La voix du père trébuchait sur les mots, signe que lui aussi avait sifflé une bonne bouteille à lui tout seul. Marguerite, la mère, avait le nez sur son ouvrage, les doigts sur son tricot, et aucune parole ne sortit de sa bouche. Le soleil caché derrière des nuages s'était couché prématurément. Dehors sur la place du village on entendit résonner les sabots des chevaux trainant des tombereaux lourds revenant des champs.

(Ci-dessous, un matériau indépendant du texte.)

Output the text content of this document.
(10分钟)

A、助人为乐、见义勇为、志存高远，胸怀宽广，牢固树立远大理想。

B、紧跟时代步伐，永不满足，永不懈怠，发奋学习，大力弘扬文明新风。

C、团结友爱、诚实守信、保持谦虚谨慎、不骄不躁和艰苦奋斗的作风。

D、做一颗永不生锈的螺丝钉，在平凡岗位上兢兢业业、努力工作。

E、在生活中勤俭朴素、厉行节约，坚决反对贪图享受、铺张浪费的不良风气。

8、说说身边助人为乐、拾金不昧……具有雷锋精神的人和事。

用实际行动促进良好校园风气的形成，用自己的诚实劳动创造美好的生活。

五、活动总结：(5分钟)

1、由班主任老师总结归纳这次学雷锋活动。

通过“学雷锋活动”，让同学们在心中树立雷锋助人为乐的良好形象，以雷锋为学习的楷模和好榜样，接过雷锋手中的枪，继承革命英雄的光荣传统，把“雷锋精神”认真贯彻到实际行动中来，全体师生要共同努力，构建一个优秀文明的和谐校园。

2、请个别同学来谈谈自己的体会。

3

Place de L'église, ce samedi là, se préparait un petit groupe de musicien pour le bal hebdomadaire. Quelques fanions à l'huile entouraient la place, allumés par le bedeau. Les trois violonistes amateurs exerçaient avec talent une bourrée Poyaudine très en vogue en ce temps là. Mathieu s'était décidé, malgré sa timidité, à inviter une jeune femme, aux cheveux blonds dont on apercevait quelques mèches sous un foulard gris que toutes les jeunes filles portaient. Il ne la connaissait pas, donc n'était certainement pas du village.
" Voulez-vous danser avec moi, demoiselle ? demanda d'une voix étranglée d'émotion Mathieu
- Bien volontiers citoyen, je vous en remercie d'avance, j'étais venu pour ça.
- Vous venez de quel village ? demanda Mathieu tout en lui prenant sa main pour l'entrainer sur la piste avec les autres danseurs.
- je viens de Perreuse, et vous ?
- Je suis d'ici, et depuis quand les gens de là-haut, de forterre descendent chez nous pour danser ? Il n'y a pas de bal chez vous.
- Vous êtes un peu trop curieux citoyen
- Pardonnez mon indiscrétion demoiselle, je ne voulais pas vous offenser "
Elle eut un délicieux sourire en plongeant son regard dans les yeux de Mathieu.
- Vous ne me faites pas offense, citoyen, j'ai profité de la carriole des musiciens qui viennent de Saintpuits pour échapper le temps de la soirée à l'emprise de père qui me surveille de près.
-  Puis-je connaître votre prénom ?
- Bien sûr, je m'appelle Isabelle et vous ?
- Mathieu fils de Théophile Gallais, artisan menuisier à Treigny. "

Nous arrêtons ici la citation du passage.